Today in Manchester. On Wednesday to Nottingham to talk to two Hungarian writers about the state of Hungarian literature. On Saturday to Ilkley to read from the New Don Juan and to address a cultural meeting. Then to Ealing for a very unusual event where all the family gets to perform, the following Saturday to London to read at Rich Mix, then back to London to speak for Rimbaud at another London event, and, beyond that to do a reading in Norfolk, to come to London again for a book prize meeting then to jet off to Singapore for a festival then a residency. In between that I must spend an hour or so at Imperial College researching for some more commissioned poems, and also record a poem commissioned for Anself Kiefer at the Royal Academy, both in London of course. This is all in the next two and a half weeks.

I nearly always say Yes when invited to do something, generally for fear of never being asked again. The result is I am asked to do many things because people think I can do them. I am not sure I can but then I have to so it seems I can which then leads to more requests to do more things. So goes the perpetuum mobile.

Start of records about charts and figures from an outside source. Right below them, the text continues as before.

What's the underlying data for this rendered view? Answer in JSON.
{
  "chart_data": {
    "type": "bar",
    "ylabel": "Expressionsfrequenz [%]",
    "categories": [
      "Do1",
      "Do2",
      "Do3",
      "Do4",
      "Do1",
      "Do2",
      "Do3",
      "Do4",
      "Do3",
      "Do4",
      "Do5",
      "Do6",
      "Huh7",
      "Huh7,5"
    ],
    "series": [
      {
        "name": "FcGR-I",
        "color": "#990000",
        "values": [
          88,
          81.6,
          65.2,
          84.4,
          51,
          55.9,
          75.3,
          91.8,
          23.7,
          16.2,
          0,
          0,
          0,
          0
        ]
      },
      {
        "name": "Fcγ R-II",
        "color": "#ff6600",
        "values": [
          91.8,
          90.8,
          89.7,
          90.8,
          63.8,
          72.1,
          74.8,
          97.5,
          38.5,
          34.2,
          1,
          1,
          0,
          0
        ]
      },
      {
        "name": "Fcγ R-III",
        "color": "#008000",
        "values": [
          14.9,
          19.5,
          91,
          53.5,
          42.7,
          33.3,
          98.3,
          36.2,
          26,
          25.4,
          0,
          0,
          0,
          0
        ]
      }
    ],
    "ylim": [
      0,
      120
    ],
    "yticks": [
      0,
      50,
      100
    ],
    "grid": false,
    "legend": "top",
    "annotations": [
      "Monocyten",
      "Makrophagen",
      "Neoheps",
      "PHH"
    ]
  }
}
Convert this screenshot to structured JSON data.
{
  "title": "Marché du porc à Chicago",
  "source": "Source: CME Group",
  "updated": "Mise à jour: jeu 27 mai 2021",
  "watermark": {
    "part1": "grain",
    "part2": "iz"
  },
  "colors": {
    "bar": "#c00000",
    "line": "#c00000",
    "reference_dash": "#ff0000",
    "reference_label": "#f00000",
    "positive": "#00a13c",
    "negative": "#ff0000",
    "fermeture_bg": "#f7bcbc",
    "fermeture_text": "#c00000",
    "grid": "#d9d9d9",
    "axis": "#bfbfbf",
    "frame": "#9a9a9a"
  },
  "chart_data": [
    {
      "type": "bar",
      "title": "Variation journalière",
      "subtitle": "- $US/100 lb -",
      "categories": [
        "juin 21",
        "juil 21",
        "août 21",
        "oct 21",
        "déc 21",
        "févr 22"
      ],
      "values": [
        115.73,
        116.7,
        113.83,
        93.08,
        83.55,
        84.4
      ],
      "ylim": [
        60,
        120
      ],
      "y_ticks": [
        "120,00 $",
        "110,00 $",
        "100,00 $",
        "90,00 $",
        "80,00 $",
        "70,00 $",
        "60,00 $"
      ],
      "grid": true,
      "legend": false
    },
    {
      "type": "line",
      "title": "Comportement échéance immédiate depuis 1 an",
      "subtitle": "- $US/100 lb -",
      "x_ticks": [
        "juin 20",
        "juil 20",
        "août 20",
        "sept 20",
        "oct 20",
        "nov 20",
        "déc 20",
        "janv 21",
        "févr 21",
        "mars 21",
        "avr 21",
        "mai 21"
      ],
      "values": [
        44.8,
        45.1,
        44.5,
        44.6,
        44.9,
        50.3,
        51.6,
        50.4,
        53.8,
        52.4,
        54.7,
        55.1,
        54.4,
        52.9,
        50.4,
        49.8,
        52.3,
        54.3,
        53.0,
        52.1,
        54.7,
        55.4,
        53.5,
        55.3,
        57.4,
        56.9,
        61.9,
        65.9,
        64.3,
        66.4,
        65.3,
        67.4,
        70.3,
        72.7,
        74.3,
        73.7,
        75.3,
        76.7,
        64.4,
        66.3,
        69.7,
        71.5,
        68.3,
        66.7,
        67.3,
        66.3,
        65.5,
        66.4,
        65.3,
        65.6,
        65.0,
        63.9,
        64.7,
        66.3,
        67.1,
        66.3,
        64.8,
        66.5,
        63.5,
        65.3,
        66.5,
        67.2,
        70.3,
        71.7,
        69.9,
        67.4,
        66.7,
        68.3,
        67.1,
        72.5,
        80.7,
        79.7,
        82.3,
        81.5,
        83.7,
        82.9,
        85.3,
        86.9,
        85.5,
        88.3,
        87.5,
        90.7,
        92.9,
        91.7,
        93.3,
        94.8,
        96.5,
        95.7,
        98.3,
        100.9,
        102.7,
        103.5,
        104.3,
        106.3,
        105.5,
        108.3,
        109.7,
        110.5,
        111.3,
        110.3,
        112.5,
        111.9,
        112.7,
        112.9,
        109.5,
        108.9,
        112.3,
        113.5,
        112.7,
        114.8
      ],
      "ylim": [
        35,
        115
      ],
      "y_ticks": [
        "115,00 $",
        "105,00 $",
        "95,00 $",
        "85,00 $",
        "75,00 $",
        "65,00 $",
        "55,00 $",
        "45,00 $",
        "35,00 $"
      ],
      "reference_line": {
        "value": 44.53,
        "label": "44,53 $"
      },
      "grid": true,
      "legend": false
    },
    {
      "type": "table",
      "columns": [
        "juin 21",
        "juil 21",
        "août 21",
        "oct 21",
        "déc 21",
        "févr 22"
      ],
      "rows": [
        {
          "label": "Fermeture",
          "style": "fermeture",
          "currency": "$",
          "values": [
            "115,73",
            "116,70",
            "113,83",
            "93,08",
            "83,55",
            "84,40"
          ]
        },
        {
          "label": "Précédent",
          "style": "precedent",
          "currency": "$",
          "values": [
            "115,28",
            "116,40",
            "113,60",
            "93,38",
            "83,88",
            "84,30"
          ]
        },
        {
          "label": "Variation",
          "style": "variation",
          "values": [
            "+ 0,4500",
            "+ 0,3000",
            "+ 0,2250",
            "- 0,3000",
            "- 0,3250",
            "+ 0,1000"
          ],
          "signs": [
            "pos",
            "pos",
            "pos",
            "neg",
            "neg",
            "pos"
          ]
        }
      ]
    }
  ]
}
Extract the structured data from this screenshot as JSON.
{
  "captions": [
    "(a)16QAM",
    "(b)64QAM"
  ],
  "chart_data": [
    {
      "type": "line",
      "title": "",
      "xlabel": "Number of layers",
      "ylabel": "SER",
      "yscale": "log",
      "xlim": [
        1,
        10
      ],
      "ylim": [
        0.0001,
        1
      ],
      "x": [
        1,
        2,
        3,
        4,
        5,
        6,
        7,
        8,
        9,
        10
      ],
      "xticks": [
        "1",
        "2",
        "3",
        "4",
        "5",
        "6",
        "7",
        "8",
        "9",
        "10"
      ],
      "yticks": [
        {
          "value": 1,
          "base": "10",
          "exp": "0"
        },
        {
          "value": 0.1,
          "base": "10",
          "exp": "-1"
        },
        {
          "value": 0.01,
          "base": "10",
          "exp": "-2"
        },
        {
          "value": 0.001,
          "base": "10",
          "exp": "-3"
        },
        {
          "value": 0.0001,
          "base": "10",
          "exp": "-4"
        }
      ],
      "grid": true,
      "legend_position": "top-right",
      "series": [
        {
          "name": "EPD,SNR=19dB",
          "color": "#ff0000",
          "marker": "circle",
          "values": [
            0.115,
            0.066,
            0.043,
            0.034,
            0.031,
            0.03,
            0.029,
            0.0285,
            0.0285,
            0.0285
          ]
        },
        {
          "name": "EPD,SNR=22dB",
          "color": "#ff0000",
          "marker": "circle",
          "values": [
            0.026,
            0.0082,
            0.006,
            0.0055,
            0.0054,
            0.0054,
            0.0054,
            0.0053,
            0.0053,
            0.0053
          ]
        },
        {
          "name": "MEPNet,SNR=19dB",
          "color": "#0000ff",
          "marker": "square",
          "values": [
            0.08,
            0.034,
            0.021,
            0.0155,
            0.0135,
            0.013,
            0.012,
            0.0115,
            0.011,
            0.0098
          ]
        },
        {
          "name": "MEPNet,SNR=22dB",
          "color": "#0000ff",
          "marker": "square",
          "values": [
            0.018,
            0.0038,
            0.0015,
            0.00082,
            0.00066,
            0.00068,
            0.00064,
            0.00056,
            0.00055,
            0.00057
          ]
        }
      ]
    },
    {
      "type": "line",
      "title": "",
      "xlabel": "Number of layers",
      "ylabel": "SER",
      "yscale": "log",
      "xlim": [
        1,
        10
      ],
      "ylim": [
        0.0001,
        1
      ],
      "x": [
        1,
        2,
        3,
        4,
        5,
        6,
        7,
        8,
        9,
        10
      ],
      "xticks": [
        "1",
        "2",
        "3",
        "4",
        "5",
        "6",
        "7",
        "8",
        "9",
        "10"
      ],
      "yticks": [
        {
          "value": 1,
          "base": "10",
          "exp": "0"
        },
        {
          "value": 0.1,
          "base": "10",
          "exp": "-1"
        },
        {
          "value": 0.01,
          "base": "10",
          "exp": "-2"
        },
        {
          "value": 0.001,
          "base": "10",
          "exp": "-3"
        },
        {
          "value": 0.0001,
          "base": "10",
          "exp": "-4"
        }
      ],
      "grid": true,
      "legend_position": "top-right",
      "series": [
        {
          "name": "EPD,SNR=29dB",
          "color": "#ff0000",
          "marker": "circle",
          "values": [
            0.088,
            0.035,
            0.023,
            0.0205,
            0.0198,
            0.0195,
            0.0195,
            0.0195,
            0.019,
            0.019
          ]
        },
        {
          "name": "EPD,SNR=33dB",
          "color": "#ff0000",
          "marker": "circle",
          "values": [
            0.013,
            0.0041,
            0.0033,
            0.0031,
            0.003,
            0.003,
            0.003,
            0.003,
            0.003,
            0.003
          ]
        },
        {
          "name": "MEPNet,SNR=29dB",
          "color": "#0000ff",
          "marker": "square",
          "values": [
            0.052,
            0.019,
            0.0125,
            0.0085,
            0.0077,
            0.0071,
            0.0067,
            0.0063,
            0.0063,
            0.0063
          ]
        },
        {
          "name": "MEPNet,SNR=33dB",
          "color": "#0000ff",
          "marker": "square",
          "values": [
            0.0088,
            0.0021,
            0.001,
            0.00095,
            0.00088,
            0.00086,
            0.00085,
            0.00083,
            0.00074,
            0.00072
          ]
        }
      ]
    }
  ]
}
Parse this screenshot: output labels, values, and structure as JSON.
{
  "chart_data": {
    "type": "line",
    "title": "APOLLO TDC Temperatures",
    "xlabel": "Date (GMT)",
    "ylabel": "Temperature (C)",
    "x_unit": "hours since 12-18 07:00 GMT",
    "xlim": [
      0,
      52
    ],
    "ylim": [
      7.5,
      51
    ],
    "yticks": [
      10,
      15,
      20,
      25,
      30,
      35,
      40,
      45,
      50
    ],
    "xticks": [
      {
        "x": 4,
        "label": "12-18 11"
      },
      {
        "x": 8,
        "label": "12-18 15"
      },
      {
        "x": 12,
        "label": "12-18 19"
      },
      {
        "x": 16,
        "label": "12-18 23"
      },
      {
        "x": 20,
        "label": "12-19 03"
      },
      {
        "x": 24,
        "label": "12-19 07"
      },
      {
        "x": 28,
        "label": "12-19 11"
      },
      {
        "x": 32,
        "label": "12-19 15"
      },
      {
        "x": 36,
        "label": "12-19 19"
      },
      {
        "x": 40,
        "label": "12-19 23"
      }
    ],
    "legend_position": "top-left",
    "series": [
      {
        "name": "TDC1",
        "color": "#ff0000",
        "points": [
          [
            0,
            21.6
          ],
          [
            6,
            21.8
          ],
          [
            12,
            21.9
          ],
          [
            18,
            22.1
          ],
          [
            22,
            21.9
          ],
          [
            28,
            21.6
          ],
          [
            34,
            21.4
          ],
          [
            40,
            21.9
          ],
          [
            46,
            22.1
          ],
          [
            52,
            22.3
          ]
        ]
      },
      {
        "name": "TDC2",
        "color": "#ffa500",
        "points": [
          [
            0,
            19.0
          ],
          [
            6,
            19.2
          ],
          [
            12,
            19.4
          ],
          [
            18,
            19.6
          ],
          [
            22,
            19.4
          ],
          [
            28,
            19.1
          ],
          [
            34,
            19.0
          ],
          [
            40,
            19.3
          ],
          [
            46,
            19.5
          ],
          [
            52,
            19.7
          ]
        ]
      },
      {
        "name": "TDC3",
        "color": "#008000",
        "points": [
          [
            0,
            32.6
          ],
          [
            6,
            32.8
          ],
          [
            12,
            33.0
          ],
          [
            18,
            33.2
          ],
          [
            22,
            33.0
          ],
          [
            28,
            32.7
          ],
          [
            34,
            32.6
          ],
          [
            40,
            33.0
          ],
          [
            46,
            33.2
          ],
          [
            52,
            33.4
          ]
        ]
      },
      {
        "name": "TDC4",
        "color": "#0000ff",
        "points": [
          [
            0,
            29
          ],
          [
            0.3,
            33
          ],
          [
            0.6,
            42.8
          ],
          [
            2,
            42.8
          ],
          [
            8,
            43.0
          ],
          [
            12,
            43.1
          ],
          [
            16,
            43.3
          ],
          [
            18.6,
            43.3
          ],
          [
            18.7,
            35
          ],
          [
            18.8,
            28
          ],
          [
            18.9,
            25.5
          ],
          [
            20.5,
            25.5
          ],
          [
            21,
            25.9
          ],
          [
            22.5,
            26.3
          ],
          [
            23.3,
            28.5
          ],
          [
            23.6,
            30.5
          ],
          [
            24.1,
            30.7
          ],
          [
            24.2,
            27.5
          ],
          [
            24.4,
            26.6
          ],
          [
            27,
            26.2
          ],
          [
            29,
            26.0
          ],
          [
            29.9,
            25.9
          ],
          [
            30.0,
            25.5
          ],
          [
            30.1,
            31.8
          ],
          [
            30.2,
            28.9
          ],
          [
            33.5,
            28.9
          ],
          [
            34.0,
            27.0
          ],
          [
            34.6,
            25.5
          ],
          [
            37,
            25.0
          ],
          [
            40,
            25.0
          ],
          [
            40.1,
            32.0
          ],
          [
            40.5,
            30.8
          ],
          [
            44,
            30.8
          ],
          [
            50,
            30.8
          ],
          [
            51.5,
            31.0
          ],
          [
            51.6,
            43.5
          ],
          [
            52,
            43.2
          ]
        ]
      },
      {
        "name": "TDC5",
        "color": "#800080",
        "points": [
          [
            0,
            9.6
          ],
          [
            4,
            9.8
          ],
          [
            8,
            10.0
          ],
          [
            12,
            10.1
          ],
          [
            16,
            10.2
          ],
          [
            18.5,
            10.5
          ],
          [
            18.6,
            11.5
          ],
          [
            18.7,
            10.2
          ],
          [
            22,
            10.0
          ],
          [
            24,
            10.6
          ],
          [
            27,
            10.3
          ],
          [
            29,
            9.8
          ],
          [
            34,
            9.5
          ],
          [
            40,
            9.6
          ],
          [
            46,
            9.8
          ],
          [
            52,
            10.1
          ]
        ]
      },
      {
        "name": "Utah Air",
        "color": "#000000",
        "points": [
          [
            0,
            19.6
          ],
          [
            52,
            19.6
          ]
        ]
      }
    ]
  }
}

I must have energy enough for all this because I seem to be doing it - and more. Maybe I just tick over very fast and always have. The poems I write are bred out of the same tempo, at quiet moments between the pressure. I can't tell, or at least be certain, about their long term weight and other people's evaluation of them often confuses me. I do know I have never been the slow meditative type: my meditations are intense and compressed.

Life too seems intense and compressed, of a glowing, almost white-hot brightness. I have grown to love it ever more without wanting to hold on to it for any time beyond its useful length. I know - and am fortunate beyond words to know - that I am loved by those I most care for. I know that the love is vital but that it is best based not on a puppyish craving but on consideration, kindness and a wild sense of the uncertainty of life, or indeed of anything.

This is a moment along the way, as are all moments. One invents life as one goes along, or it invents one. Hard to know which. One hopes to invent poems that can be part of life's own invention.